Este mulato de ojos verdes fundó el modo brasileño de jugar. Él rompió los manuales ingleses: él, o el diablo que se le metió por la planta del pie. Friedenreich llevó al solemne estadio de los blancos la irreverencia de los muchachos de color café que gozaban disputando una pelota de trapo en los suburbios. Así nació un estilo, abierto a la fantasía, que prefiere el placer al resultado. Desde Friedenreich en adelante, el fútbol brasileño que es de veras brasileño no tiene ángulos rectos, como tampoco lo tienen las montañas de Río de Janeiro ni los edificios de Oscar Niemeyer.
Eduardo Galeano, ‘El fútbol a sol y sombra’
Debido a la época primigenia en términos futbolísticos a la que se acota su figura, los datos de ‘O Rei’ primero y original no son cien por cien precisos, pero todos coinciden en que Friedenreich hizo entre 1200 y 1300 goles en los otros tantos partidos que disputó como futbolista.
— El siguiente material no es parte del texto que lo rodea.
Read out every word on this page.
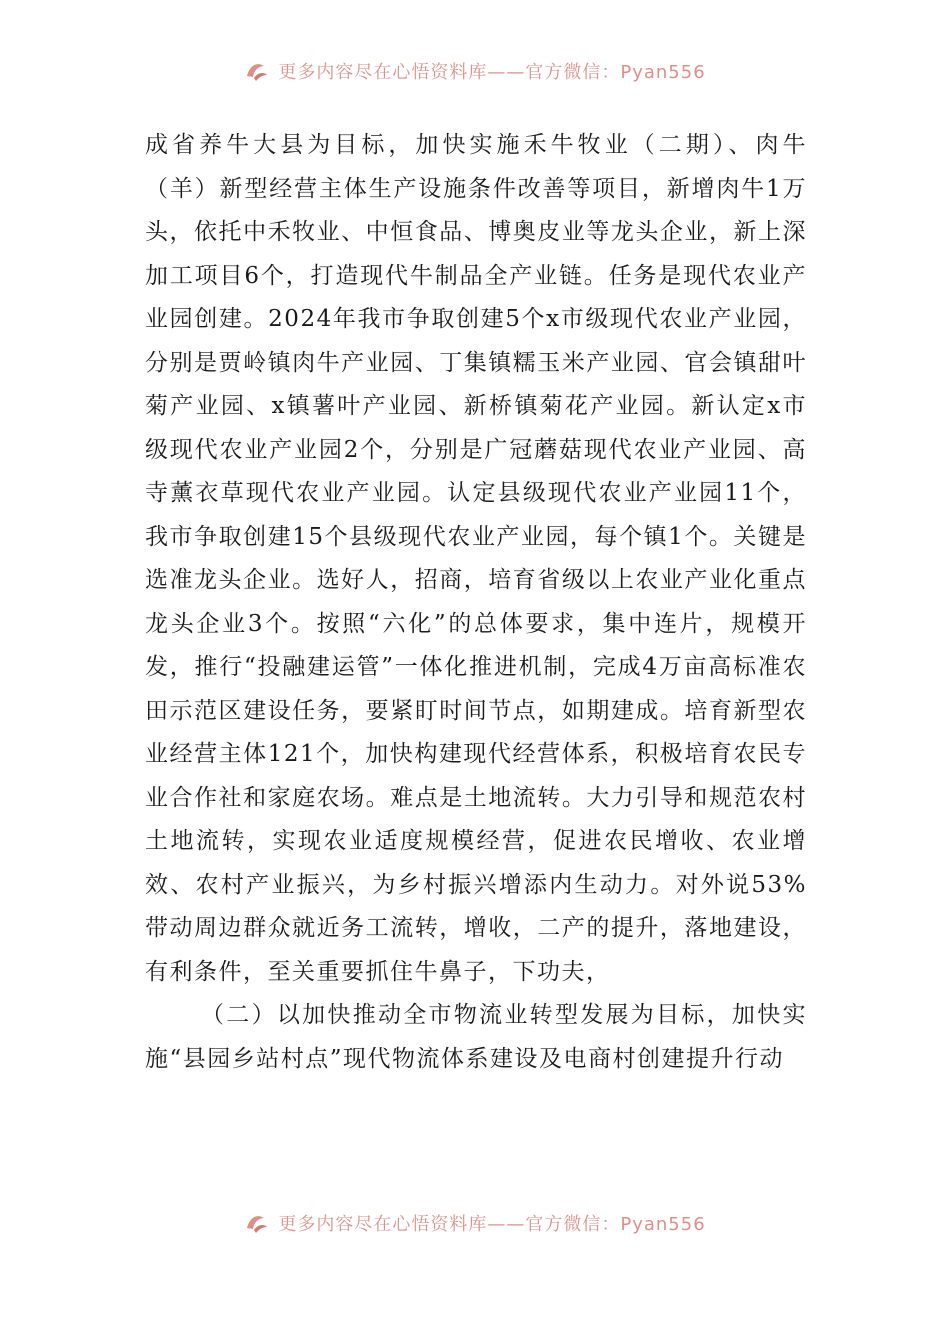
更多内容尽在心悟资料库——官方微信：Pyan556

成省养牛大县为目标，加快实施禾牛牧业（二期）、肉牛（羊）新型经营主体生产设施条件改善等项目，新增肉牛1万头，依托中禾牧业、中恒食品、博奥皮业等龙头企业，新上深加工项目6个，打造现代牛制品全产业链。任务是现代农业产业园创建。2024年我市争取创建5个x市级现代农业产业园，分别是贾岭镇肉牛产业园、丁集镇糯玉米产业园、官会镇甜叶菊产业园、x镇薯叶产业园、新桥镇菊花产业园。新认定x市级现代农业产业园2个，分别是广冠蘑菇现代农业产业园、高寺薰衣草现代农业产业园。认定县级现代农业产业园11个，我市争取创建15个县级现代农业产业园，每个镇1个。关键是选准龙头企业。选好人，招商，培育省级以上农业产业化重点龙头企业3个。按照“六化”的总体要求，集中连片，规模开发，推行“投融建运管”一体化推进机制，完成4万亩高标准农田示范区建设任务，要紧盯时间节点，如期建成。培育新型农业经营主体121个，加快构建现代经营体系，积极培育农民专业合作社和家庭农场。难点是土地流转。大力引导和规范农村土地流转，实现农业适度规模经营，促进农民增收、农业增效、农村产业振兴，为乡村振兴增添内生动力。对外说53%带动周边群众就近务工流转，增收，二产的提升，落地建设，有利条件，至关重要抓住牛鼻子，下功夫，

（二）以加快推动全市物流业转型发展为目标，加快实施“县园乡站村点”现代物流体系建设及电商村创建提升行动

更多内容尽在心悟资料库——官方微信：Pyan556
Unas cifras marcianas que lo convierten en el primer gran ídolo del fútbol brasileño y en el máximo goleador de la historia, con un demoledor promedio de más de un gol por partido, por encima del que ostenta el gran Pelé.
Cuatro décadas antes de que Brasil ganase su primer Mundial y comenzase a escribir con letras de oro su nombre en la historia con Edson Arantes do Nascimento como adalid y solo un lustro después de la creación de la seleçao, hubo un jugador, un goleador voraz como ningún otro ha habido, que imaginó la grandeza inigualable de Brasil en el fútbol mundial.
Arthur Friedenreich, que también ganaría con la canarinha la Copa América de 1922, no siguió los pasos de su padre Oscar como arquitecto de la administración pública -el hombre que se encargó de anotar en una libreta todos y cada uno de los goles de su hijo-, y sin embargo, en el partido entre selecciones más largo de la historia del fútbol, él fue el encargado de poner los cimientos del mito ganador de Brasil. La obra más faraónica que pueda existir.